In life, there are certain traits and abilities which have always labeled as the "good" ones - positivity, determination, being outgoing, being a natural leader, the ability to cook, things like that. And anything which is the opposite of those traits and abilities, will naturally be labeled as the "bad" ones.
So that's what we've always been fed ever since we were kids, and it's still the same now. That's what all the self-help books, motivational courses and inspiring articles on the Internet are supposed to do - to help you become a better person.
There's nothing wrong with that, of course. It's just that a lot of the time, the whole notion of being a better person involves trying to develop an ability out of thin air, or changing the "negative traits" that you were born with, like it's a wine stain on a white carpet that needs to be removed. And I think there's no greater fallacy than this.

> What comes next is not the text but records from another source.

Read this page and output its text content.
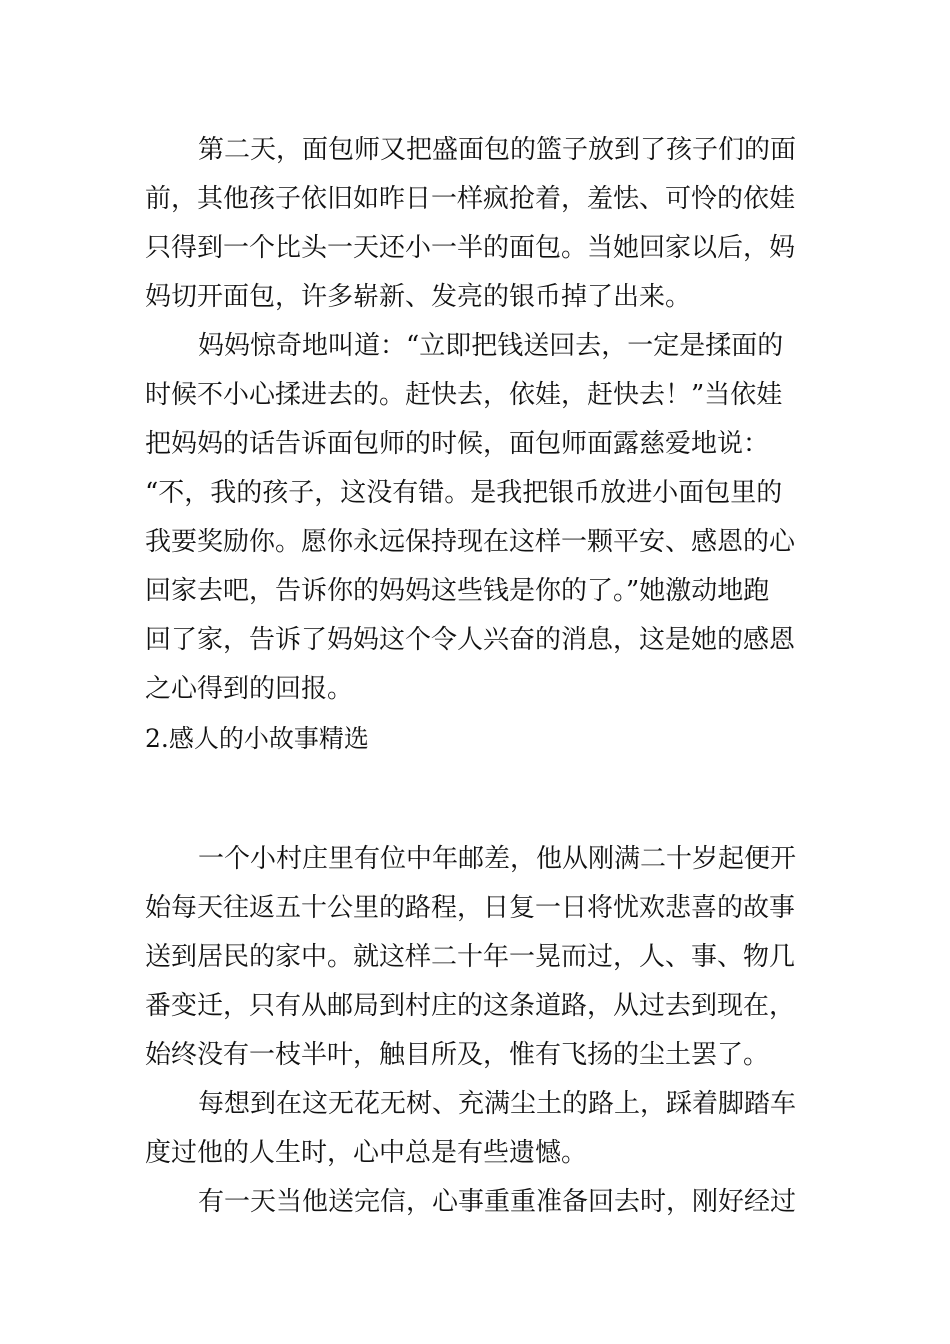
第二天，面包师又把盛面包的篮子放到了孩子们的面
前，其他孩子依旧如昨日一样疯抢着，羞怯、可怜的依娃
只得到一个比头一天还小一半的面包。当她回家以后，妈
妈切开面包，许多崭新、发亮的银币掉了出来。
妈妈惊奇地叫道：“立即把钱送回去，一定是揉面的
时候不小心揉进去的。赶快去，依娃，赶快去！”当依娃
把妈妈的话告诉面包师的时候，面包师面露慈爱地说：
“不，我的孩子，这没有错。是我把银币放进小面包里的
我要奖励你。愿你永远保持现在这样一颗平安、感恩的心
回家去吧，告诉你的妈妈这些钱是你的了。”她激动地跑
回了家，告诉了妈妈这个令人兴奋的消息，这是她的感恩
之心得到的回报。
2.感人的小故事精选
一个小村庄里有位中年邮差，他从刚满二十岁起便开
始每天往返五十公里的路程，日复一日将忧欢悲喜的故事
送到居民的家中。就这样二十年一晃而过，人、事、物几
番变迁，只有从邮局到村庄的这条道路，从过去到现在，
始终没有一枝半叶，触目所及，惟有飞扬的尘土罢了。
每想到在这无花无树、充满尘土的路上，踩着脚踏车
度过他的人生时，心中总是有些遗憾。
有一天当他送完信，心事重重准备回去时，刚好经过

I've always believed in the concept of yin and yang, that everything on earth is better with a counter-point to it, and the notion that we should all try to conform to the ideal of a "better person" just doesn't make sense to me. Would we all not be Barbie-esque drones then; like Sims in a utopian world? Every dreamer needs an anchor, to keep him from getting lost in the clouds. Every overachiever needs a slacker, to remind him to slow down sometimes. Every leader needs a follower, to support him along the path he has charted.
We spend so much time being apologetic over quirks and flaws that we were born with, and trying to live up to everybody's expectations that we end up being miserable ourselves. Not everybody is born to be a star, and I think that we should be okay with that. It's only then that we can recognise when we're in the presence of greatness, and appreciate it so.
I'm not saying that we shouldn't try to aspire to be something more, or to work on something that we don't like about ourselves. But for me at least, the self-flagellation has to stop because I've finally grown tired of feeling inadequate my whole life. The self-improvement battles will come another day, and just for this moment, I'll tell myself, "You're doing okay, kiddo." And I think we all need that sometimes.